Si prueba esto, puede encontrar que el SQL generado es exactamente el mismo que el anterior. Es decir, dos SQL-statements, uno para eliminar los pedidos y otro para eliminar el cliente (y opcionalmente un tercer SQL-statement si los pedidos no están en la sesión). La razón es que los objetos a eliminar ya están en la sesión actual. De la documentación:

SQLAlchemy sólo emite DELETE para aquellas filas que ya están presentes localmente en la Sesión; para cualquier colección que se descargue, la deja a la base de datos para que la maneje, en lugar de emitir un SELECT para ellos.

También podemos establecer passive_deletes='all', de la documentación SQLAlchemy :

Esto tiene el efecto de deshabilitar por completo el comportamiento de SQLAlchemy de establecer la columna de clave foránea a NULL, y se emitirá un DELETE para la fila padre sin afectar a la fila hija, incluso si la fila hija está presente en la memoria.

Si intento esto me sale el siguiente mensaje de error, no entiendo por qué:

can't set passive_deletes='all' in conjunction with 'delete' or 'delete-orphan' cascade

De todos modos, para comprobar y ver lo que ocurre podemos o bien borrar los objetos primero, o bien, iniciar una nueva sesión, seleccionar un cliente y borrar este cliente. Yo he utilizado esta última opción. Ahora sólo se genera una única declaración SQL:

DELETE FROM customer WHERE customer.id = ?
(2,)

Por supuesto, esto no funcionó inmediatamente. Parece que hay que activar Foreign Keys cuando se utiliza SQLite. Cuando se olvida esto, los pedidos del cliente NO se borran. Falla silenciosamente... no hay errores ni mensajes... suspiro.

SQLAlchemy Cascade Deletes o base de datos Cascade Deletes?

De la documentación de SQLAlchemy :

El nivel de base de datos ON DELETE CASCADE es generalmente mucho más eficiente que confiar en la función de eliminación en "cascada" de SQLAlchemy.

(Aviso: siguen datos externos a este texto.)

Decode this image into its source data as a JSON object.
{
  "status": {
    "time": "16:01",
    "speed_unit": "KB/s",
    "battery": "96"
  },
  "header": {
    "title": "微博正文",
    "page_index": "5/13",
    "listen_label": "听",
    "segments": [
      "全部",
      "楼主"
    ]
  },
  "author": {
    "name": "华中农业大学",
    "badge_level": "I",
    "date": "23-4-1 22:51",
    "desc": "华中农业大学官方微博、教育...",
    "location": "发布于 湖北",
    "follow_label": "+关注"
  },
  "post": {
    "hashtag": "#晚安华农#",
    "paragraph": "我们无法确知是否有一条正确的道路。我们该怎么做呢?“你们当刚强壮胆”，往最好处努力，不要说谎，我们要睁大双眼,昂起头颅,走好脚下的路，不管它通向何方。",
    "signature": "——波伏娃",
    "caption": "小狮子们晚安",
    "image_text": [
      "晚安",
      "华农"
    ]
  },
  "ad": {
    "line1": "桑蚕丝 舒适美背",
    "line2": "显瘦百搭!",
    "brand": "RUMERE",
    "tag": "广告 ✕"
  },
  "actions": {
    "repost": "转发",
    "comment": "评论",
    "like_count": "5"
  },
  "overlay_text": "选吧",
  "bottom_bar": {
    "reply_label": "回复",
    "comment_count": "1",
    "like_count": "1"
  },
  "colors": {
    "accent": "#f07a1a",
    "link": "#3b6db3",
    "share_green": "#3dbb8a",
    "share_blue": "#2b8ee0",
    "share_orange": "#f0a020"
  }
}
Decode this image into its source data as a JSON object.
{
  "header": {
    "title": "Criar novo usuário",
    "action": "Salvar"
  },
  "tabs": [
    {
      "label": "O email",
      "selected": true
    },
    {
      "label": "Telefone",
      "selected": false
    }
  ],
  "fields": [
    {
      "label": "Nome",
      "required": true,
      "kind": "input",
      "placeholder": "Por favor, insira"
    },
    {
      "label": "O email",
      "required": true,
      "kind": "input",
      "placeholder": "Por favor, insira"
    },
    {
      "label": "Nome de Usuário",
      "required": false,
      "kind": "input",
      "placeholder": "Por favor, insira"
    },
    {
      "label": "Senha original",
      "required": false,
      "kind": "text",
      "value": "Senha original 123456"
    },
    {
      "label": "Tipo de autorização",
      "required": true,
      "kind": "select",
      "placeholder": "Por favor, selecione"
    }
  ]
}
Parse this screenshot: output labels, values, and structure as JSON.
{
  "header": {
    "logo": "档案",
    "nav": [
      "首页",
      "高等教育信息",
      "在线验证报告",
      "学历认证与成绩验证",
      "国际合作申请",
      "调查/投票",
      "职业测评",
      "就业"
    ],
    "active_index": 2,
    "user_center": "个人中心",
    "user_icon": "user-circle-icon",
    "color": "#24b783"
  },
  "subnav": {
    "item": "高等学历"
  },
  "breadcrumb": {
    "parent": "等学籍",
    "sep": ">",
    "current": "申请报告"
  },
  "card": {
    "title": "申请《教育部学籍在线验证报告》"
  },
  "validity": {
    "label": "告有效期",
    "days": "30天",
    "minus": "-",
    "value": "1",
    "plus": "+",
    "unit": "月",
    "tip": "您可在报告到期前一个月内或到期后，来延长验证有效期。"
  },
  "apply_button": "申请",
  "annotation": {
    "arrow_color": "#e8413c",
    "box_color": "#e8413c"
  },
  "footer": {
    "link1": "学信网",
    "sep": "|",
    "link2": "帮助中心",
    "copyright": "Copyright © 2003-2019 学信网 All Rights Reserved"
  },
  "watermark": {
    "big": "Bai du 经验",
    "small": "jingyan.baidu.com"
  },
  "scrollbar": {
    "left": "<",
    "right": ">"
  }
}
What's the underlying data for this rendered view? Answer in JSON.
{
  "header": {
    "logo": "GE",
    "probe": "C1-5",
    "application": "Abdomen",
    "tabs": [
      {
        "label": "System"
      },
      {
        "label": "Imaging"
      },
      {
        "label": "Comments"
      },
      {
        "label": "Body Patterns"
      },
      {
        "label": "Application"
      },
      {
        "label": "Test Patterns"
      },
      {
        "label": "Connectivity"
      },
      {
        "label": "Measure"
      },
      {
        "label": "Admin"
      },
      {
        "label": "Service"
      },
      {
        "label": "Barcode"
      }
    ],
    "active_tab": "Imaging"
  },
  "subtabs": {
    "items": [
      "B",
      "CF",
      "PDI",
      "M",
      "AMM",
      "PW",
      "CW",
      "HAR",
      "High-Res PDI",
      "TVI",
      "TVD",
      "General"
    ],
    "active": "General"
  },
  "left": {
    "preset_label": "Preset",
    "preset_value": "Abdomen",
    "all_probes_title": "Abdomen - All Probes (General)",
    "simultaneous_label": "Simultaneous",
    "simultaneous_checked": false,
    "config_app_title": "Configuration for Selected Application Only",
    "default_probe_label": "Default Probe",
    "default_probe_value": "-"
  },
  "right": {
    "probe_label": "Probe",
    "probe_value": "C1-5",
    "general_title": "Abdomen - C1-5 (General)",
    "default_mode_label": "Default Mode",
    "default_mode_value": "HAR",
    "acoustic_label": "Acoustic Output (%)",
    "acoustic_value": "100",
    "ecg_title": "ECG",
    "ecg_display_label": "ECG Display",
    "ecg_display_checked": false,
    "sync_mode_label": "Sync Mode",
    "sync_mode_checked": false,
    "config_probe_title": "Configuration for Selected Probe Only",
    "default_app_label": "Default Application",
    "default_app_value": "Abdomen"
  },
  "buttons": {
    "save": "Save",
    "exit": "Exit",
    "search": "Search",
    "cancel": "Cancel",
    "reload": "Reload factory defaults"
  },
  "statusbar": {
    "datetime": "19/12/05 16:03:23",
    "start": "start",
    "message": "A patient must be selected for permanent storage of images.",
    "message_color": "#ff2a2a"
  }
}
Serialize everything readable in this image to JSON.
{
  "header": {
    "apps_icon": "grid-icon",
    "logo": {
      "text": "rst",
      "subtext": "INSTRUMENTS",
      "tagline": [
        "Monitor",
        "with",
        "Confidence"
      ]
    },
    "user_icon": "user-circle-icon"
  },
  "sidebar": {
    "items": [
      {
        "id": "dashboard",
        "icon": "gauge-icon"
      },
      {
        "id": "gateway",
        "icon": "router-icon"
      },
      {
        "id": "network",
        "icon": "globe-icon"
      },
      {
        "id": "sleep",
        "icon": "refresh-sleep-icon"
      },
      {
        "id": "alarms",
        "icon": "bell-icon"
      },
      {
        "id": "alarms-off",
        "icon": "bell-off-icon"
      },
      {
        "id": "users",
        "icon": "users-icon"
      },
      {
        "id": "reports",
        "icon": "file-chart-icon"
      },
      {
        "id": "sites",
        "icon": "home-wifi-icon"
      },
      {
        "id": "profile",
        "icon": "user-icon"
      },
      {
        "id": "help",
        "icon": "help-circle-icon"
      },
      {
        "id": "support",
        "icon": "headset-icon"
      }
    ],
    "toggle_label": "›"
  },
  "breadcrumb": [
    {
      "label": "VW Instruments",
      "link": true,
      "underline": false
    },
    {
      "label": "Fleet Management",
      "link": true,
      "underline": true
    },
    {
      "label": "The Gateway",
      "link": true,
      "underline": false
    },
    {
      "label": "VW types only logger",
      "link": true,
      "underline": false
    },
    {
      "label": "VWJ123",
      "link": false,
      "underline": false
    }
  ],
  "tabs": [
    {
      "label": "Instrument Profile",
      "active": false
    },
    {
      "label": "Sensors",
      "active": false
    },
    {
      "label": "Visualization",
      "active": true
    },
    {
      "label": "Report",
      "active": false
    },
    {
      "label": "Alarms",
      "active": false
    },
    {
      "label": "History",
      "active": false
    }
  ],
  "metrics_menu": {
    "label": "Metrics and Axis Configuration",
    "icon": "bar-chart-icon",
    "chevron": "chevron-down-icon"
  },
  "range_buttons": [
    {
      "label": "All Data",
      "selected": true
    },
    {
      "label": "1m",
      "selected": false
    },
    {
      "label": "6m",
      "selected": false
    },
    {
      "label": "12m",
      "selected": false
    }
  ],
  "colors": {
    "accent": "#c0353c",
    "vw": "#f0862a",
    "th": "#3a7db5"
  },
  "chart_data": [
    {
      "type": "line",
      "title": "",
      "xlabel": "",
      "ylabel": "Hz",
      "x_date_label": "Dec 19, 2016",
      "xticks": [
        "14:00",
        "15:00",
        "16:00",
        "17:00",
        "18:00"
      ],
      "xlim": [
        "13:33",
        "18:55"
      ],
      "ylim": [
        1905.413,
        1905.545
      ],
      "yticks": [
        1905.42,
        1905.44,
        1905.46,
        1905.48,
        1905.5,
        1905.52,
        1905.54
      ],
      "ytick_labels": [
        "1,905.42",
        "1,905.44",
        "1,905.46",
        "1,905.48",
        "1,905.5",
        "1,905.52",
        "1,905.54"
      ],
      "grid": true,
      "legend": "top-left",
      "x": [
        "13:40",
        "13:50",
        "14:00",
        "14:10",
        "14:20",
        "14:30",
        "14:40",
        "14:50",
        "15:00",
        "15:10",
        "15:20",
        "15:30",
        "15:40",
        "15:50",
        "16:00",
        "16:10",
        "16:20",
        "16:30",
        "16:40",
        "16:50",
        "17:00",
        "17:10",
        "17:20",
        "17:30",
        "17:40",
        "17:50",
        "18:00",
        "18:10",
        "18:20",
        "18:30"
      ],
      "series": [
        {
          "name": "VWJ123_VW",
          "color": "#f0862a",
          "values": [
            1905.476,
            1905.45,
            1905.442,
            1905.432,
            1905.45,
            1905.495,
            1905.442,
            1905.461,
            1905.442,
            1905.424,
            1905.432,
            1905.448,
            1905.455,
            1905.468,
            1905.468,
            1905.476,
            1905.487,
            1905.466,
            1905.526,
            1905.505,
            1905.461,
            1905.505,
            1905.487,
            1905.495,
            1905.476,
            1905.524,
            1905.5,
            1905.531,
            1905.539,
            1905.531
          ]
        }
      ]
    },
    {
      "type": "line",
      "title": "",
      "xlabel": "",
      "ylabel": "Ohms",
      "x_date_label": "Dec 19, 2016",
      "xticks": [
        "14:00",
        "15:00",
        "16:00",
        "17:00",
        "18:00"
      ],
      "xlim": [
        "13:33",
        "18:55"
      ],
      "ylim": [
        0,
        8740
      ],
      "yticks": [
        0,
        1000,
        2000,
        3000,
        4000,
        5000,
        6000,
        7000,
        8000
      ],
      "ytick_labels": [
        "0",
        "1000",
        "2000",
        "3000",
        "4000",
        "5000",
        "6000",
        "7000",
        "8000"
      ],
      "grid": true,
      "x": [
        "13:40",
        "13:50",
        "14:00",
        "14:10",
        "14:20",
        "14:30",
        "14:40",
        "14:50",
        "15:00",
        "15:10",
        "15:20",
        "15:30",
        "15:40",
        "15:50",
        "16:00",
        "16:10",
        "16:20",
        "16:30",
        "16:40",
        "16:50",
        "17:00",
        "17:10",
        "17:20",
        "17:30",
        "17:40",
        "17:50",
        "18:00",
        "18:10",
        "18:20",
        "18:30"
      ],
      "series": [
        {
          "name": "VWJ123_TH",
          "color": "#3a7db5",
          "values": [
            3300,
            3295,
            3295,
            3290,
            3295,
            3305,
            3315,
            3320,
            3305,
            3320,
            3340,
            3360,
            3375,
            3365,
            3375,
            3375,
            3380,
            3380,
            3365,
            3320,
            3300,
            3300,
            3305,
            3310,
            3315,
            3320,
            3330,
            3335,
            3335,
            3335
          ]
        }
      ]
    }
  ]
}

Bien. Me gusta la eficiencia. Estoy utilizando PostgreSQL y voy a utilizar la base de datos Cascade Delete cuando sea posible. Pero al final todo depende de tu aplicación. Una aplicación web suele tener un número mínimo de borrados, así que ¿por qué molestarse?

El código

Por si quieres probar tú mismo, aquí tienes el código que he utilizado:

# customer-order ondelete
import sys

import sqlalchemy as sa
from sqlalchemy.orm import declarative_base, sessionmaker, relationship

from sqlalchemy.engine import Engine
from sqlalchemy import event
from sqlite3 import Connection as SQLite3Connection

# enable foreign keys. if you do not do this, ON DELETE CASCADE fails silently!
@event.listens_for(Engine, "connect")
def _set_sqlite_pragma(dbapi_connection, connection_record):
    if isinstance(dbapi_connection, SQLite3Connection):
        print('turning on foreign keys ...')
        cursor = dbapi_connection.cursor()
        cursor.execute('PRAGMA foreign_keys=ON;')
        cursor.close()

Base = declarative_base()

class Customer(Base):
    __tablename__ = 'customer'

    id = sa.Column(sa.Integer, primary_key=True)
    name = sa.Column(sa.String(100), nullable=False)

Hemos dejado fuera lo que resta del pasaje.